An alarming video shows a ‘smart summoned’ driverless Tesla Model 3 car tentatively trying to find its owner — while going down the wrong side of the road.
Stopping and starting — in the dead middle of the road at one point — the vehicle’s ham-fisted driving is seen to attract the concerned attention of passersby.
This latest worrying exhibition of driverless tech was filmed in a shopping centre parking lot in Richmond, British Columbia.
The Smart Summon feature was intended to allows the cars to self-drive short distances to their owners when called for using a smartphone app.
However, Tesla users have reported mixed results in practice, with cars having various near-misses, causing small traffic jams and frightening pedestrians
The Smart Summon feature was rolled out to supported Tesla cars as part of the company’s software version 10.0, released on September 26, 2019.
The feature, as described by the firm, lets cars ‘navigate a parking lot and come to them or their destination of choice, as long as their car is within their line of sight.’
‘It’s the perfect feature to use if you have an overflowing shopping cart, are dealing with a fussy child, or simply don’t want to walk to your car through the rain.’
According to a tweet by Elon Musk, Tesla drivers summoned their vehicles over 550,000 times following the initial release of the feature.
Alongside this, the firm has touted Smart Summon’s reception among customers that had early access to the feature.
These users, Tesla said, ‘adds both convenience to their trips and provides them with a unique moment of delight when their car picks them up to begin their journey.’

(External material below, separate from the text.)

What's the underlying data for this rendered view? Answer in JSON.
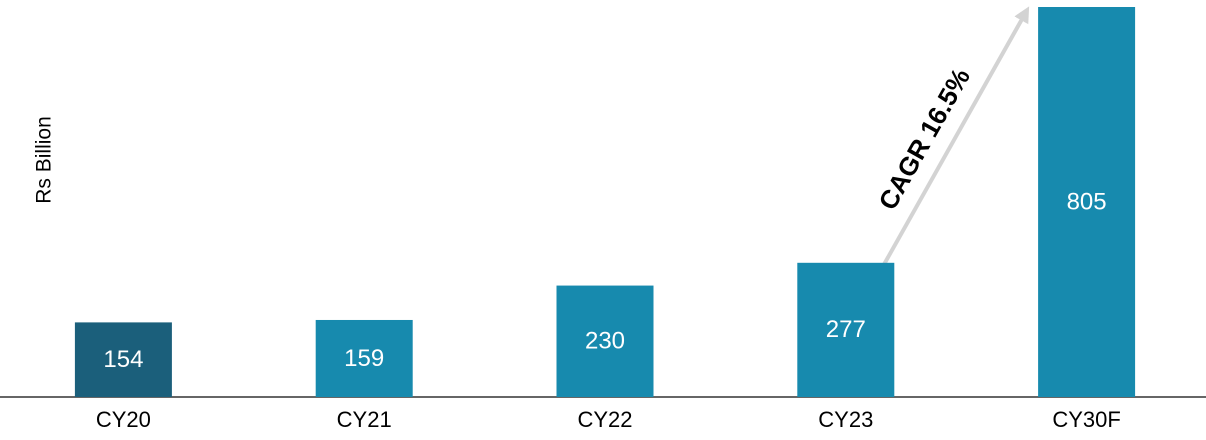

Nevertheless, reports of the feature instead cultivating unique moments of panic seem to abound.
Twitter uses have posted pictures and video of Tesla cars that have apparently damaged themselves while self-driving, had near misses with other vehicles in parking lots and shocked passers-by.
Tesla seems to be well-aware, however, that the feature is — at least at present — not entirely reliable.
‘Those using Smart Summon must remain responsible for the car and monitor it and its surroundings at all times,’ they wrote in a press release in September.
The MailOnline has reached out to Tesla for comment.
HOW DO SELF-DRIVING CARS ‘SEE’?
Self-driving cars often use a combination of normal two-dimensional cameras and depth-sensing ‘LiDAR’ units to recognise the world around them.
However, others make use of visible light cameras that capture imagery of the roads and streets.
They are trained with a wealth of information and vast databases of hundreds of thousands of clips which are processed using artificial intelligence to accurately identify people, signs and hazards.
In LiDAR (light detection and ranging) scanning – which is used by Waymo – one or more lasers send out short pulses, which bounce back when they hit an obstacle.
These sensors constantly scan the surrounding areas looking for information, acting as the ‘eyes’ of the car.
While the units supply depth information, their low resolution makes it hard to detect small, faraway objects without help from a normal camera linked to it in real time.
In November last year Apple revealed details of its driverless car system that uses lasers to detect pedestrians and cyclists from a distance.
The Apple researchers said they were able to get ‘highly encouraging results’ in spotting pedestrians and cyclists with just LiDAR data.
They also wrote they were able to beat other approaches for detecting three-dimensional objects that use only LiDAR.
Other self-driving cars generally rely on a combination of cameras, sensors and lasers.
An example is Volvo’s self driving cars that rely on around 28 cameras, sensors and lasers.
A network of computers process information, which together with GPS, generates a real-time map of moving and stationary objects in the environment.
Twelve ultrasonic sensors around the car are used to identify objects close to the vehicle and support autonomous drive at low speeds.
A wave radar and camera placed on the windscreen reads traffic signs and the road’s curvature and can detect objects on the road such as other road users.
Four radars behind the front and rear bumpers also locate objects.
Two long-range radars on the bumper are used to detect fast-moving vehicles approaching from far behind, which is useful on motorways.
Four cameras – two on the wing mirrors, one on the grille and one on the rear bumper – monitor objects in close proximity to the vehicle and lane markings.